IPI, a global network of editors, media executives and leading journalists for press freedom, raised concern that, according to reports, officers repeatedly refused to acknowledge the reporter’s “press” ID when it was presented. IPI called for an internal investigation into the alleged abuse and intimidation suffered by Rigopoulos while he was held in a police station.

The detention took place at around 3 pm on November 17 when Rigopoulos, who works for the media outlets Documento and, was covering a rally in commemoration of the 1973 Polytechnic University student uprising against the military dictatorship.

As the journalist was documenting the arrest of protesters at the intersection of Theodore Diligiannis and Samoa streets, he was approached by traffic police officers, according to media reports and representatives from Documento who spoke to IPI.

Despite the fact that Rigopoulos was wearing a full gas mask, which he said he was using to protect against the tear gas which had earlier been fired to disperse protesters, police tried to fine him €300 under COVID-19 regulations for not wearing a surgical mask.

The officers then brought him to the headquarters of the Traffic Police where Rigopoulos claims they addressed him in a threatening and abusive manner in an attempt to provoke him. He later reported that one officer pushed him forcefully into a chair and shouted aggressively in his face.

Rigopoulos added that officers repeatedly refused to acknowledge his journalistic ID and took his national ID off him for about half an hour. Documento, which later condemned the police’s actions, reported that Rigopoulos refused to pay the fine imposed on him and was eventually released without charges.

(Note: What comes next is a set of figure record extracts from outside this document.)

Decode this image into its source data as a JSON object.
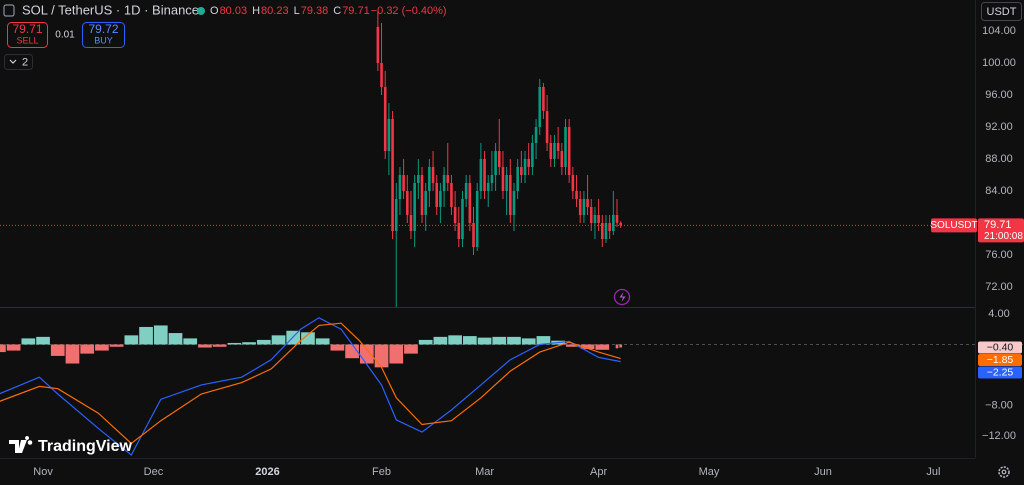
{
  "header": {
    "symbol_short": "USDT",
    "sell_price": "79.71",
    "sell_label": "SELL",
    "spread": "0.01",
    "buy_price": "79.72",
    "buy_label": "BUY",
    "indicator_count": "2",
    "brand": "TradingView"
  },
  "chart_data": [
    {
      "type": "candlestick",
      "title": "SOL / TetherUS · 1D · Binance",
      "ohlc_labels": [
        "O",
        "H",
        "L",
        "C"
      ],
      "change": "−0.32 (−0.40%)",
      "price_line_label": "SOLUSDT",
      "countdown": "21:00:08",
      "up_color": "#089981",
      "down_color": "#f23645",
      "x": [
        91,
        92,
        93,
        94,
        95,
        96,
        97,
        98,
        99,
        100,
        101,
        102,
        103,
        104,
        105,
        106,
        107,
        108,
        109,
        110,
        111,
        112,
        113,
        114,
        115,
        116,
        117,
        118,
        119,
        120,
        121,
        122,
        123,
        124,
        125,
        126,
        127,
        128,
        129,
        130,
        131,
        132,
        133,
        134,
        135,
        136,
        137,
        138,
        139,
        140,
        141,
        142,
        143,
        144,
        145,
        146,
        147,
        148,
        149,
        150,
        151,
        152,
        153,
        154,
        155,
        156,
        157
      ],
      "open": [
        104.5,
        100,
        97,
        89,
        93,
        79,
        83,
        86,
        84,
        81,
        79,
        85,
        86,
        81,
        84,
        87,
        85,
        82,
        84,
        86,
        85,
        82,
        80,
        78,
        83,
        85,
        80,
        77,
        84,
        88,
        84,
        85,
        86,
        89,
        87,
        84,
        86,
        81,
        84,
        87,
        86,
        88,
        87,
        90,
        92,
        97,
        94,
        90,
        88,
        90,
        89,
        87,
        92,
        86,
        84,
        83,
        81,
        83,
        82,
        80,
        81,
        80,
        78,
        80,
        79,
        81,
        80.03
      ],
      "high": [
        106.5,
        105,
        99,
        95,
        94,
        85,
        87,
        88,
        86,
        84,
        86,
        88,
        87,
        85,
        88,
        89,
        86,
        85,
        87,
        90,
        86,
        84,
        82,
        84,
        86,
        86,
        82,
        85,
        90,
        89,
        86,
        89,
        90,
        93,
        89,
        87,
        88,
        85,
        88,
        89,
        89,
        90,
        91,
        93,
        98,
        97.5,
        96,
        91,
        91,
        92,
        90,
        93,
        93,
        87,
        86,
        84,
        84,
        86,
        83,
        82,
        83,
        81,
        81,
        81,
        84,
        83,
        80.23
      ],
      "low": [
        99,
        96,
        88,
        86,
        78,
        69.5,
        81,
        83,
        80,
        78,
        77,
        83,
        80,
        79,
        82,
        84,
        81,
        80,
        82,
        84,
        81,
        79,
        77,
        77,
        82,
        79,
        76,
        76.5,
        83,
        83,
        82,
        84,
        84,
        86,
        83,
        81,
        80,
        79,
        83,
        85,
        85,
        86,
        86,
        88,
        91,
        93,
        89,
        87,
        87,
        88,
        86,
        86,
        85,
        83,
        82,
        80,
        80,
        81,
        79,
        78,
        79,
        77,
        77.5,
        78,
        78.5,
        79.5,
        79.38
      ],
      "close": [
        100,
        97,
        89,
        93,
        79,
        83,
        86,
        84,
        81,
        79,
        85,
        86,
        81,
        84,
        87,
        85,
        82,
        84,
        86,
        85,
        82,
        80,
        78,
        83,
        85,
        80,
        77,
        84,
        88,
        84,
        85,
        86,
        89,
        87,
        84,
        86,
        81,
        84,
        87,
        86,
        88,
        87,
        90,
        92,
        97,
        94,
        90,
        88,
        90,
        89,
        87,
        92,
        86,
        84,
        83,
        81,
        83,
        82,
        80,
        81,
        80,
        78,
        80,
        79,
        81,
        80.03,
        79.71
      ],
      "xlim": [
        -11.7,
        253.3
      ],
      "xticks": [
        {
          "value": 0,
          "label": "Nov"
        },
        {
          "value": 30,
          "label": "Dec"
        },
        {
          "value": 61,
          "label": "2026"
        },
        {
          "value": 92,
          "label": "Feb"
        },
        {
          "value": 120,
          "label": "Mar"
        },
        {
          "value": 151,
          "label": "Apr"
        },
        {
          "value": 181,
          "label": "May"
        },
        {
          "value": 212,
          "label": "Jun"
        },
        {
          "value": 242,
          "label": "Jul"
        }
      ],
      "ylim": [
        69.5,
        107.875
      ],
      "yticks": [
        {
          "value": 72,
          "label": "72.00"
        },
        {
          "value": 76,
          "label": "76.00"
        },
        {
          "value": 80,
          "label": "80.00"
        },
        {
          "value": 84,
          "label": "84.00"
        },
        {
          "value": 88,
          "label": "88.00"
        },
        {
          "value": 92,
          "label": "92.00"
        },
        {
          "value": 96,
          "label": "96.00"
        },
        {
          "value": 100,
          "label": "100.00"
        },
        {
          "value": 104,
          "label": "104.00"
        }
      ]
    },
    {
      "type": "macd",
      "x": [
        -12,
        -1,
        4,
        15,
        24,
        32,
        43,
        54,
        62,
        70,
        75,
        81,
        86,
        92,
        96,
        103,
        111,
        119,
        127,
        135,
        143,
        151,
        157
      ],
      "series": [
        {
          "color": "#2962ff",
          "values": [
            -6.5,
            -4.3,
            -6.5,
            -11,
            -14.5,
            -7.2,
            -5.3,
            -4.3,
            -2,
            2,
            3.5,
            2,
            -1.3,
            -5.3,
            -9.9,
            -11.5,
            -8.6,
            -5.3,
            -2,
            0,
            0.4,
            -1.7,
            -2.25
          ],
          "last_label": "−2.25"
        },
        {
          "color": "#ff6d00",
          "values": [
            -7.5,
            -5.5,
            -5.8,
            -9,
            -13,
            -10,
            -6.5,
            -5,
            -3.2,
            0.5,
            2.5,
            2.8,
            0.5,
            -3,
            -7,
            -10.5,
            -10,
            -7,
            -3.5,
            -1,
            0.3,
            -1,
            -1.85
          ],
          "last_label": "−1.85"
        }
      ],
      "histogram": {
        "pos_color": "#7fcfc2",
        "neg_color": "#f07070",
        "label_color": "#f8c9c9",
        "x": [
          -12,
          -8,
          -4,
          0,
          4,
          8,
          12,
          16,
          20,
          24,
          28,
          32,
          36,
          40,
          44,
          48,
          52,
          56,
          60,
          64,
          68,
          72,
          76,
          80,
          84,
          88,
          92,
          96,
          100,
          104,
          108,
          112,
          116,
          120,
          124,
          128,
          132,
          136,
          140,
          144,
          148,
          152,
          156,
          157
        ],
        "values": [
          -1,
          -0.8,
          0.8,
          1,
          -1.5,
          -2.5,
          -1.2,
          -0.8,
          -0.3,
          1.2,
          2.3,
          2.5,
          1.5,
          0.8,
          -0.4,
          -0.3,
          0.2,
          0.3,
          0.6,
          1.2,
          1.8,
          1.6,
          0.8,
          -0.8,
          -1.8,
          -2.5,
          -3,
          -2.5,
          -1.2,
          0.6,
          1,
          1.2,
          1.1,
          0.9,
          1,
          1,
          0.8,
          1.1,
          0.5,
          -0.3,
          -0.6,
          -0.7,
          -0.5,
          -0.4
        ],
        "last_label": "−0.40"
      },
      "ylim": [
        -14.9,
        4.92
      ],
      "yticks": [
        {
          "value": 4,
          "label": "4.00"
        },
        {
          "value": -8,
          "label": "−8.00"
        },
        {
          "value": -12,
          "label": "−12.00"
        }
      ]
    }
  ]
}
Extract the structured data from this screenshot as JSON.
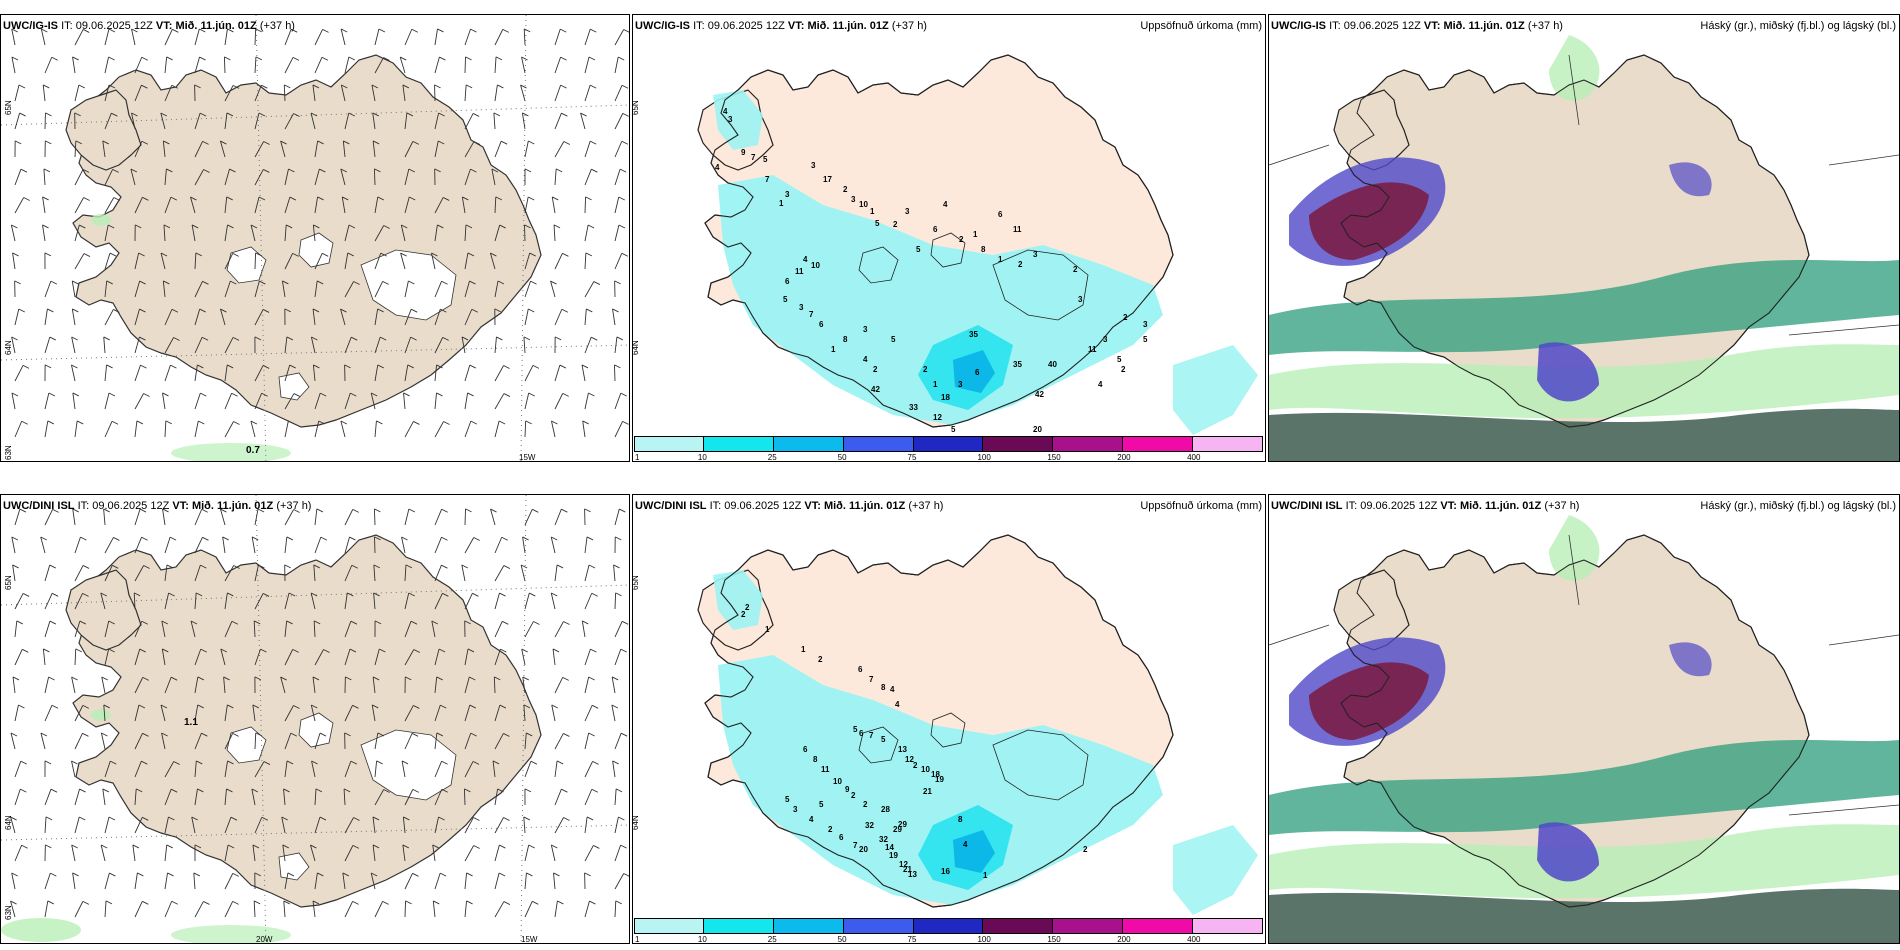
{
  "panels": {
    "top": {
      "wind": {
        "model": "UWC/IG-IS",
        "it_label": "IT:",
        "it": "09.06.2025 12Z",
        "vt_label": "VT:",
        "vt": "Mið. 11.jún. 01Z",
        "lead": "(+37 h)",
        "lat_labels": [
          "65N",
          "64N",
          "63N"
        ],
        "lon_labels": [
          "15W"
        ],
        "max_value": "0.7"
      },
      "precip": {
        "model": "UWC/IG-IS",
        "it_label": "IT:",
        "it": "09.06.2025 12Z",
        "vt_label": "VT:",
        "vt": "Mið. 11.jún. 01Z",
        "lead": "(+37 h)",
        "right_title": "Uppsöfnuð úrkoma (mm)",
        "lat_labels": [
          "65N",
          "64N"
        ],
        "values": [
          "4",
          "3",
          "9",
          "7",
          "5",
          "4",
          "7",
          "3",
          "1",
          "3",
          "17",
          "2",
          "3",
          "1",
          "5",
          "10",
          "2",
          "3",
          "5",
          "4",
          "2",
          "6",
          "1",
          "6",
          "11",
          "8",
          "1",
          "2",
          "3",
          "4",
          "10",
          "11",
          "6",
          "5",
          "3",
          "7",
          "6",
          "8",
          "3",
          "5",
          "2",
          "1",
          "4",
          "2",
          "6",
          "1",
          "3",
          "18",
          "35",
          "35",
          "42",
          "33",
          "12",
          "5",
          "20",
          "17",
          "42",
          "40",
          "2",
          "3",
          "11",
          "3",
          "2",
          "3",
          "5",
          "2",
          "4",
          "5"
        ]
      },
      "cloud": {
        "model": "UWC/IG-IS",
        "it_label": "IT:",
        "it": "09.06.2025 12Z",
        "vt_label": "VT:",
        "vt": "Mið. 11.jún. 01Z",
        "lead": "(+37 h)",
        "right_title": "Háský (gr.), miðský (fj.bl.) og lágský (bl.)"
      }
    },
    "bottom": {
      "wind": {
        "model": "UWC/DINI ISL",
        "it_label": "IT:",
        "it": "09.06.2025 12Z",
        "vt_label": "VT:",
        "vt": "Mið. 11.jún. 01Z",
        "lead": "(+37 h)",
        "lat_labels": [
          "65N",
          "64N",
          "63N"
        ],
        "lon_labels": [
          "20W",
          "15W"
        ],
        "max_value": "1.1"
      },
      "precip": {
        "model": "UWC/DINI ISL",
        "it_label": "IT:",
        "it": "09.06.2025 12Z",
        "vt_label": "VT:",
        "vt": "Mið. 11.jún. 01Z",
        "lead": "(+37 h)",
        "right_title": "Uppsöfnuð úrkoma (mm)",
        "lat_labels": [
          "65N",
          "64N"
        ],
        "values": [
          "2",
          "2",
          "1",
          "1",
          "2",
          "6",
          "7",
          "8",
          "4",
          "4",
          "5",
          "6",
          "7",
          "5",
          "13",
          "12",
          "2",
          "10",
          "18",
          "19",
          "21",
          "28",
          "32",
          "29",
          "32",
          "14",
          "19",
          "12",
          "21",
          "13",
          "16",
          "20",
          "29",
          "6",
          "8",
          "11",
          "10",
          "9",
          "2",
          "2",
          "5",
          "5",
          "3",
          "4",
          "2",
          "6",
          "7",
          "8",
          "4",
          "1",
          "2"
        ]
      },
      "cloud": {
        "model": "UWC/DINI ISL",
        "it_label": "IT:",
        "it": "09.06.2025 12Z",
        "vt_label": "VT:",
        "vt": "Mið. 11.jún. 01Z",
        "lead": "(+37 h)",
        "right_title": "Háský (gr.), miðský (fj.bl.) og lágský (bl.)"
      }
    }
  },
  "legend": {
    "ticks": [
      "1",
      "10",
      "25",
      "50",
      "75",
      "100",
      "150",
      "200",
      "400"
    ],
    "colors": [
      "#b8f4f4",
      "#14e6ee",
      "#0cbaee",
      "#3c5cf0",
      "#2028c4",
      "#6a0a56",
      "#a8108c",
      "#f00aa8",
      "#f6b4f2"
    ]
  },
  "colors": {
    "land": "#eadccb",
    "precip_land": "#fde9dc",
    "cyan": "#9cf3f3",
    "cyan_mid": "#34e4ee",
    "cyan_deep": "#0cb8e8",
    "green_light": "#b8efb8",
    "teal": "#2c9c7c",
    "dark_teal": "#3d5c4f",
    "purple": "#5048c8",
    "maroon": "#7a1a40"
  }
}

“The unjustified detention of Antonis Rigopoulos was an unacceptable attempt to harass reporters covering the protests and a clear attack on press freedom”, IPI Deputy Director Scott Griffen said. “Sadly, this isn’t an isolated incident. In recent weeks, we’ve seen police in Greece use arbitrary detentions and threats of fines and charges to intimidate journalists covering sensitive topics.

“The Hellenic Police and the Greek Interior Ministry must take concrete action to make sure all police are trained not to hinder the work of the media as part of their domestic and international obligations in terms of freedom of expression and protection and safety of journalists.”

He added: “Ironically, this comes just as Greece signed a communique as part of the Media Freedom Coalition expressing concern about arrests of journalists and attacks on media freedom worldwide. It’s clear that the Greek government needs to put these principles and pledges into action at home first.”

The Board of Directors of the Journalists’ Union of Athens Daily Newspapers also condemned the incident and called on police not to prevent journalists from exercising their right to inform the public.

Pattern of attacks

During the same protest in Athens another Documento journalist, Marios Aravantinos, reported that he was reporting on arrests by police one riot officer shouted at him “What are you filming?” and then hit him on the left shoulder. According to reports, he said that another pushed him with a riot shield and the other hit him in an attempt to knock the phone out of his hand.

It is the second time in a matter of weeks that IPI has denounced the Greek police’s harassment of journalists. In October, a German media crew making a film about climate-induced migration on the island of Samos were detained for seven hours under vague threats of “espionage” charges, unnecessarily strip searched and repeatedly denied access to a lawyer.

Other intentional media have also faced similar acts of obstruction from Greek police in recent months. For five days starting on September 9, journalists and photographers on the Greek island of Lesbos were intermittently restricted for no reason from reporting from an area where thousands of refugees and asylum seekers had been living on the roadside without accommodation or sanitation.

On other occasions journalists faced physical violence from police. On August 9, Turkish-Kurdish journalists Çağdaş Kaplan and Bercem Mordeniz were detained and later racially abused by police while being held without charge for around eight hours, after they had tried to report on the arrest of a man in Athens. The medical report indicated that violence used against them during their arrest.

In another incident on 15 July, police in riot gear harassed and intimidated photojournalists covering an anti-fascist demonstration in the Greek capital Athens.


This statement by IPI is part of the Media Freedom Rapid Response (MFRR), a Europe-wide mechanism which tracks, monitors and responds to violations of press and media freedom in EU Member States and Candidate Countries.